Birinin gözünün içine 10 dakika bakınca...

Birinin gözünün içine 10 dakika boyunca baktığınızda bilincinizin değişebileceğini biliyor muydunuz? İşte İtalyan psikolog Giovanni Caputo'nun yaptığı ilginç araştırma sonuçları

Araştırmalar, insanların en gelişmiş vizyona sahip türlerden biri olduğunu söylüyor. Tabii ki gece gören şahin kadar kusursuz bir göz yapısı beklemeyin ama geniş olarak hedeflemesi insanların o kadar kesin ki bir blok ötede oturan kişinin gözünüze mi yoksa burnunuza mı baktığını görebilirsiniz.

Yapılan araştırmaya göre ise gözlerinizi belli bir yere, dakikalarca odaklandığınız takdirde gerçeklikle olan bağlantınız kopuyor; 10 dakika içinde bilinç değişimleri, halüsinasyonlar ortaya çıkıyor.

İtalya'nın Urbino Üniversitesi'nde görme üzerine yaptığı çalışmalarla tanınan psikolog Giovanni Caputo yaptığı çalışmayla ilginç bir gerçeği ortaya koyuyor.

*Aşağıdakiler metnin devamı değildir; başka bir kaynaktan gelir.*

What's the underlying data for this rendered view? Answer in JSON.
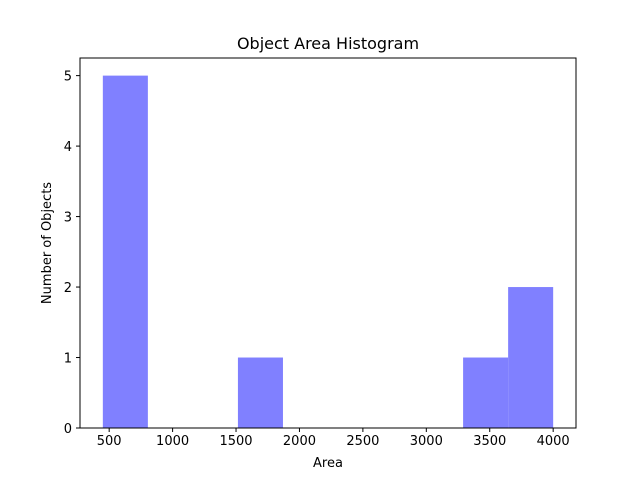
{
  "chart_data": {
    "type": "bar",
    "title": "Object Area Histogram",
    "xlabel": "Area",
    "ylabel": "Number of Objects",
    "xlim": [
      270,
      4180
    ],
    "ylim": [
      0,
      5.25
    ],
    "x_ticks": [
      500,
      1000,
      1500,
      2000,
      2500,
      3000,
      3500,
      4000
    ],
    "y_ticks": [
      0,
      1,
      2,
      3,
      4,
      5
    ],
    "bins": [
      {
        "start": 450,
        "end": 805,
        "count": 5
      },
      {
        "start": 805,
        "end": 1160,
        "count": 0
      },
      {
        "start": 1160,
        "end": 1515,
        "count": 0
      },
      {
        "start": 1515,
        "end": 1870,
        "count": 1
      },
      {
        "start": 1870,
        "end": 2225,
        "count": 0
      },
      {
        "start": 2225,
        "end": 2580,
        "count": 0
      },
      {
        "start": 2580,
        "end": 2935,
        "count": 0
      },
      {
        "start": 2935,
        "end": 3290,
        "count": 0
      },
      {
        "start": 3290,
        "end": 3645,
        "count": 1
      },
      {
        "start": 3645,
        "end": 4000,
        "count": 2
      }
    ],
    "bar_color": "#8080ff",
    "grid": false,
    "legend": "none"
  }
}
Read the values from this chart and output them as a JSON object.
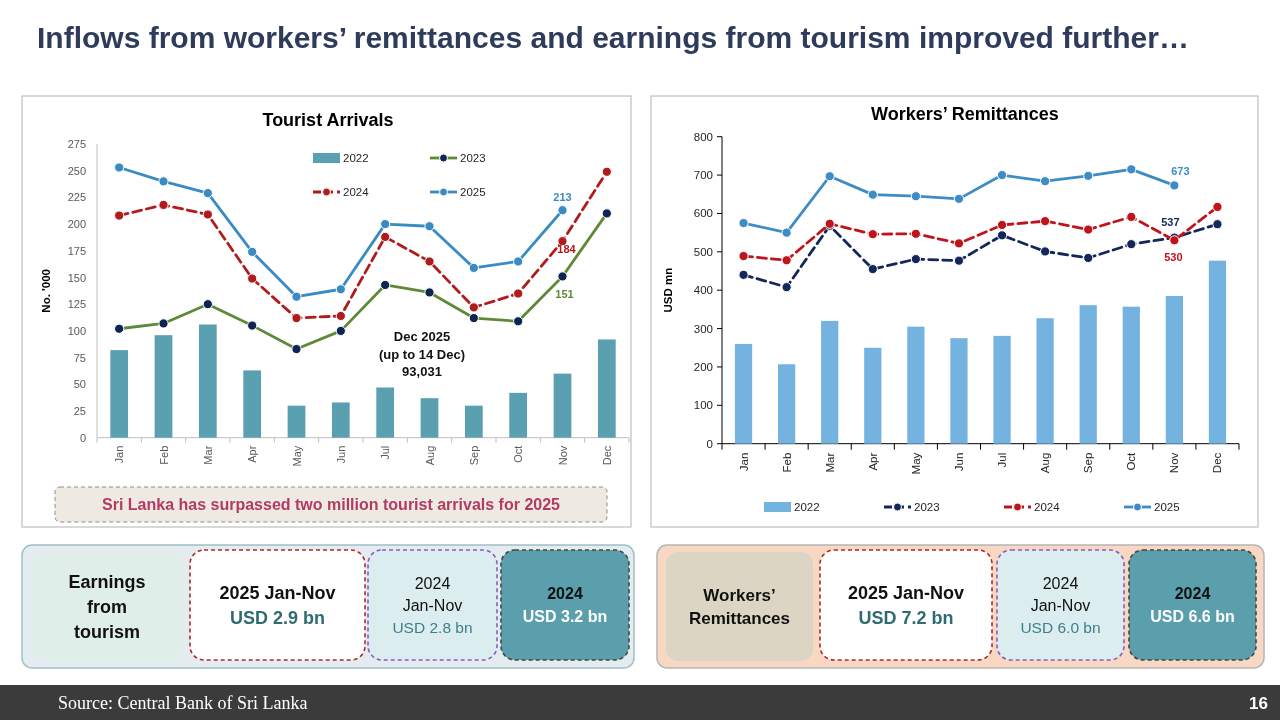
{
  "chart_data": [
    {
      "type": "other",
      "title": "Inflows from workers’ remittances and earnings from tourism improved further…"
    },
    {
      "type": "bar",
      "title": "Tourist Arrivals",
      "ylabel": "No. '000",
      "categories": [
        "Jan",
        "Feb",
        "Mar",
        "Apr",
        "May",
        "Jun",
        "Jul",
        "Aug",
        "Sep",
        "Oct",
        "Nov",
        "Dec"
      ],
      "series": [
        {
          "name": "2022",
          "type": "bar",
          "color": "#5aa0b0",
          "values": [
            82,
            96,
            106,
            63,
            30,
            33,
            47,
            37,
            30,
            42,
            60,
            92
          ]
        },
        {
          "name": "2023",
          "type": "line",
          "color": "#5e8a37",
          "colors": [
            "#0e2452",
            "#0e2452",
            "#0e2452",
            "#0e2452",
            "#0e2452",
            "#0e2452",
            "#0e2452",
            "#0e2452",
            "#0e2452",
            "#0e2452",
            "#0e2452",
            "#0e2452"
          ],
          "values": [
            102,
            107,
            125,
            105,
            83,
            100,
            143,
            136,
            112,
            109,
            151,
            210
          ],
          "value_labels": [
            null,
            null,
            null,
            null,
            null,
            null,
            null,
            null,
            null,
            null,
            "151",
            null
          ]
        },
        {
          "name": "2024",
          "type": "line",
          "color": "#b01c1c",
          "line_style": "dashed",
          "values": [
            208,
            218,
            209,
            149,
            112,
            114,
            188,
            165,
            122,
            135,
            184,
            249
          ],
          "value_labels": [
            null,
            null,
            null,
            null,
            null,
            null,
            null,
            null,
            null,
            null,
            "184",
            null
          ]
        },
        {
          "name": "2025",
          "type": "line",
          "color": "#3a8ac4",
          "values": [
            253,
            240,
            229,
            174,
            132,
            139,
            200,
            198,
            159,
            165,
            213,
            null
          ],
          "value_labels": [
            null,
            null,
            null,
            null,
            null,
            null,
            null,
            null,
            null,
            null,
            "213",
            null
          ]
        }
      ],
      "ylim": [
        0,
        275
      ],
      "yticks": [
        0,
        25,
        50,
        75,
        100,
        125,
        150,
        175,
        200,
        225,
        250,
        275
      ],
      "legend": "top",
      "marker": "circle",
      "annotations": [
        "Dec 2025\n(up to 14 Dec)\n93,031",
        "Sri Lanka has surpassed two million tourist arrivals for 2025"
      ]
    },
    {
      "type": "bar",
      "title": "Workers’ Remittances",
      "ylabel": "USD mn",
      "categories": [
        "Jan",
        "Feb",
        "Mar",
        "Apr",
        "May",
        "Jun",
        "Jul",
        "Aug",
        "Sep",
        "Oct",
        "Nov",
        "Dec"
      ],
      "series": [
        {
          "name": "2022",
          "type": "bar",
          "color": "#74b3e0",
          "values": [
            260,
            207,
            320,
            250,
            305,
            275,
            281,
            327,
            361,
            357,
            385,
            477
          ]
        },
        {
          "name": "2023",
          "type": "line",
          "color": "#13275a",
          "line_style": "dashed",
          "values": [
            440,
            408,
            568,
            455,
            481,
            477,
            543,
            501,
            484,
            520,
            537,
            572
          ],
          "value_labels": [
            null,
            null,
            null,
            null,
            null,
            null,
            null,
            null,
            null,
            null,
            "537",
            null
          ]
        },
        {
          "name": "2024",
          "type": "line",
          "color": "#c0141c",
          "line_style": "dashed",
          "values": [
            489,
            478,
            573,
            546,
            547,
            522,
            570,
            580,
            558,
            591,
            530,
            617
          ],
          "value_labels": [
            null,
            null,
            null,
            null,
            null,
            null,
            null,
            null,
            null,
            null,
            "530",
            null
          ]
        },
        {
          "name": "2025",
          "type": "line",
          "color": "#3d8cc6",
          "values": [
            575,
            550,
            697,
            649,
            645,
            638,
            700,
            684,
            698,
            715,
            673,
            null
          ],
          "value_labels": [
            null,
            null,
            null,
            null,
            null,
            null,
            null,
            null,
            null,
            null,
            "673",
            null
          ]
        }
      ],
      "ylim": [
        0,
        800
      ],
      "yticks": [
        0,
        100,
        200,
        300,
        400,
        500,
        600,
        700,
        800
      ],
      "legend": "bottom",
      "marker": "circle"
    },
    {
      "type": "other",
      "title": "Earnings from tourism",
      "annotations": [
        "2025 Jan-Nov",
        "USD 2.9 bn",
        "2024 Jan-Nov",
        "USD 2.8 bn",
        "2024",
        "USD 3.2 bn"
      ]
    },
    {
      "type": "other",
      "title": "Workers’ Remittances",
      "annotations": [
        "2025 Jan-Nov",
        "USD 7.2 bn",
        "2024 Jan-Nov",
        "USD 6.0 bn",
        "2024",
        "USD 6.6 bn"
      ]
    },
    {
      "type": "other",
      "annotations": [
        "Source: Central Bank of Sri Lanka",
        "16"
      ]
    }
  ]
}
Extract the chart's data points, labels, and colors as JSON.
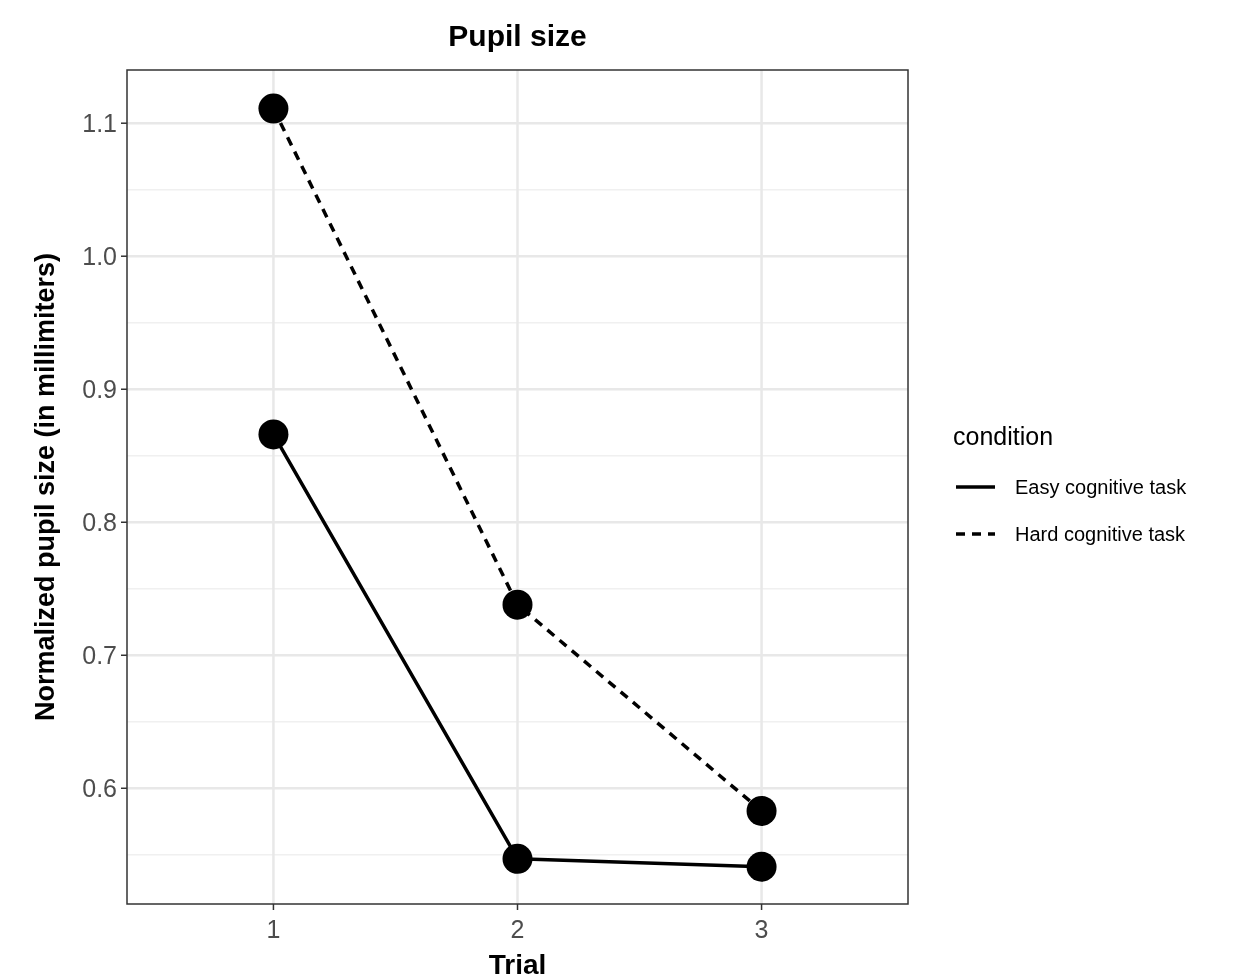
{
  "chart_data": {
    "type": "line",
    "title": "Pupil size",
    "xlabel": "Trial",
    "ylabel": "Normalized pupil size (in millimiters)",
    "legend_title": "condition",
    "x": [
      1,
      2,
      3
    ],
    "series": [
      {
        "name": "Easy cognitive task",
        "color": "#000000",
        "values": [
          0.866,
          0.547,
          0.541
        ],
        "line_style": "solid"
      },
      {
        "name": "Hard cognitive task",
        "color": "#000000",
        "values": [
          1.111,
          0.738,
          0.583
        ],
        "line_style": "dashed"
      }
    ],
    "xlim": [
      0.4,
      3.6
    ],
    "xticks": [
      1,
      2,
      3
    ],
    "ylim": [
      0.513,
      1.14
    ],
    "yticks": [
      0.6,
      0.7,
      0.8,
      0.9,
      {
        "value": 1.0,
        "label": "1.0"
      },
      1.1
    ],
    "grid": true,
    "legend": "right",
    "marker": "circle"
  }
}
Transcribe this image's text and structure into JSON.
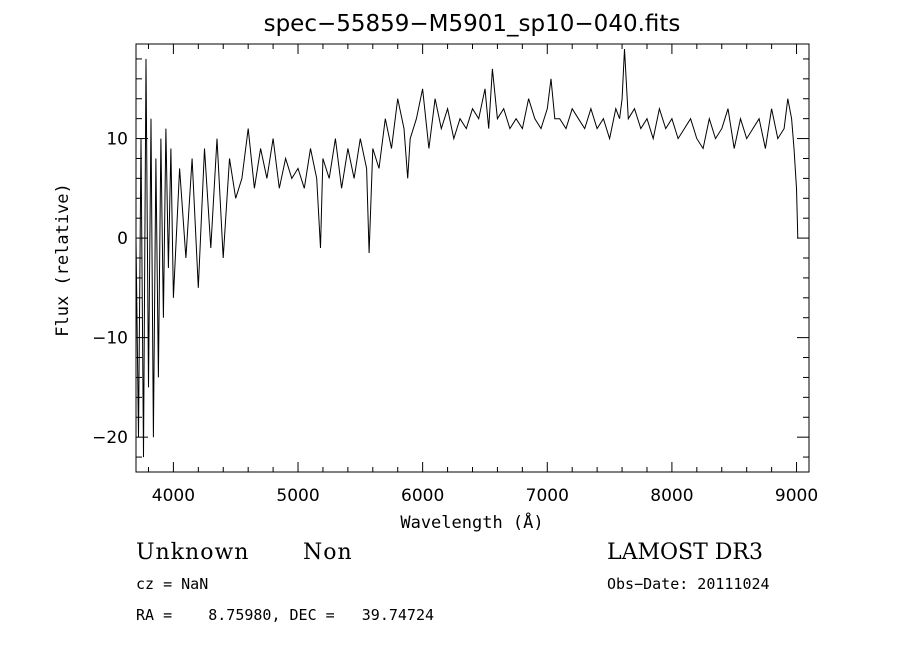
{
  "chart_data": {
    "type": "line",
    "title": "spec−55859−M5901_sp10−040.fits",
    "xlabel": "Wavelength (Å)",
    "ylabel": "Flux (relative)",
    "xlim": [
      3700,
      9100
    ],
    "ylim": [
      -23.5,
      19.5
    ],
    "x_ticks": [
      4000,
      5000,
      6000,
      7000,
      8000,
      9000
    ],
    "x_tick_labels": [
      "4000",
      "5000",
      "6000",
      "7000",
      "8000",
      "9000"
    ],
    "y_ticks": [
      -20,
      -10,
      0,
      10
    ],
    "y_tick_labels": [
      "−20",
      "−10",
      "0",
      "10"
    ],
    "series": [
      {
        "name": "flux",
        "x": [
          3700,
          3720,
          3740,
          3760,
          3780,
          3800,
          3820,
          3840,
          3860,
          3880,
          3900,
          3920,
          3940,
          3960,
          3980,
          4000,
          4050,
          4100,
          4150,
          4200,
          4250,
          4300,
          4350,
          4400,
          4450,
          4500,
          4550,
          4600,
          4650,
          4700,
          4750,
          4800,
          4850,
          4900,
          4950,
          5000,
          5050,
          5100,
          5150,
          5180,
          5200,
          5250,
          5300,
          5350,
          5400,
          5450,
          5500,
          5550,
          5570,
          5600,
          5650,
          5700,
          5750,
          5800,
          5850,
          5880,
          5900,
          5950,
          6000,
          6050,
          6100,
          6150,
          6200,
          6250,
          6300,
          6350,
          6400,
          6450,
          6500,
          6530,
          6560,
          6600,
          6650,
          6700,
          6750,
          6800,
          6850,
          6900,
          6950,
          7000,
          7030,
          7060,
          7100,
          7150,
          7200,
          7250,
          7300,
          7350,
          7400,
          7450,
          7500,
          7550,
          7580,
          7600,
          7620,
          7650,
          7700,
          7750,
          7800,
          7850,
          7900,
          7950,
          8000,
          8050,
          8100,
          8150,
          8200,
          8250,
          8300,
          8350,
          8400,
          8450,
          8500,
          8550,
          8600,
          8650,
          8700,
          8750,
          8800,
          8850,
          8900,
          8930,
          8960,
          8980,
          9000,
          9010
        ],
        "y": [
          0,
          -20,
          10,
          -22,
          18,
          -15,
          12,
          -20,
          8,
          -14,
          10,
          -8,
          11,
          -3,
          9,
          -6,
          7,
          -2,
          8,
          -5,
          9,
          -1,
          10,
          -2,
          8,
          4,
          6,
          11,
          5,
          9,
          6,
          10,
          5,
          8,
          6,
          7,
          5,
          9,
          6,
          -1,
          8,
          6,
          10,
          5,
          9,
          6,
          10,
          7,
          -1.5,
          9,
          7,
          12,
          9,
          14,
          11,
          6,
          10,
          12,
          15,
          9,
          14,
          11,
          13,
          10,
          12,
          11,
          13,
          12,
          15,
          11,
          17,
          12,
          13,
          11,
          12,
          11,
          14,
          12,
          11,
          13,
          16,
          12,
          12,
          11,
          13,
          12,
          11,
          13,
          11,
          12,
          10,
          13,
          12,
          14,
          19,
          12,
          13,
          11,
          12,
          10,
          13,
          11,
          12,
          10,
          11,
          12,
          10,
          9,
          12,
          10,
          11,
          13,
          9,
          12,
          10,
          11,
          12,
          9,
          13,
          10,
          11,
          14,
          12,
          9,
          5,
          0
        ]
      }
    ]
  },
  "annotations": {
    "object_class": "Unknown",
    "object_subclass": "Non",
    "survey": "LAMOST DR3",
    "redshift": "cz = NaN",
    "obs_date": "Obs−Date: 20111024",
    "coords": "RA =    8.75980, DEC =   39.74724"
  }
}
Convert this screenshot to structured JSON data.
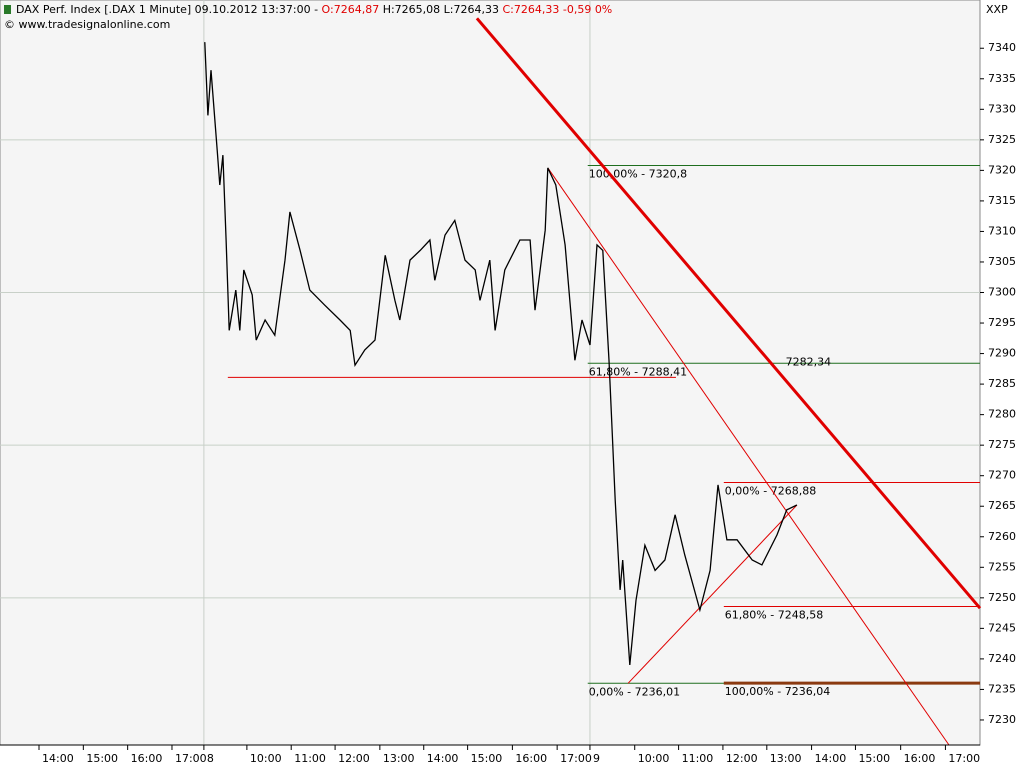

O ve ekibi 40 sağlıklı yetişkini işe aldı ve onları 2 gruba ayırdı. 20'li gruplara ayrılan diğer denekler ile eşleştirildi ve loş ışıkta bir odaya alındı.

Reklam
Reklam

Daha sonra, adaylardan duygusallığı bir kenara bırakarak birbirlerinin gözünün içine 10 dakika boyunca bakması istendi. Diğer 20 katılımcıya ise gözlerini boş bir duvara odaklamaları söylendi.Deneklerin hiçbirine araştırmacıların neyin peşinde olduğu söylenmedi.

Başlangıç oturumundan sonra her katılımcı yaşadıklarını bildirmek için bir anket doldurdu. Odada birbiriyle karşılıklı oturan çiftler azaltılmış renk yoğunluğunu daha fazlaymış gibi, sesleri ise olduğundan daha fazla tarif ettiler. Onlar için zaman adeta zayıflamıştı. Kendilerinden geçmiş gibi hissettiler.

Katılımcıların yüzde 90'ı karşılarındaki kişilerin yüzünün biçimsiz göründüğünü, yüzde 75'i canavar gördüğünü ve 15'i de bir akrabalarının yüzünü karşılarındaki kişide yansıdığını anlattı.

Psikolog Giovanni Caputo'ya göre anlatılan bu hisler, kişinin gerçekle olan bağlantısının kopmasını tanımlayan "Dissosiasyon" yani halüsinasyon belirtilerine işaret ediyor. Caputo, bu ilginç yüz görüntüleri olarak ifade edilen halüsinasyonların duyusal uyarım eksiliği nedeniyle girilen durumundan, "gerçekliğe" dönmenin bir sonucu olduğunu varsayımında bulunuyor.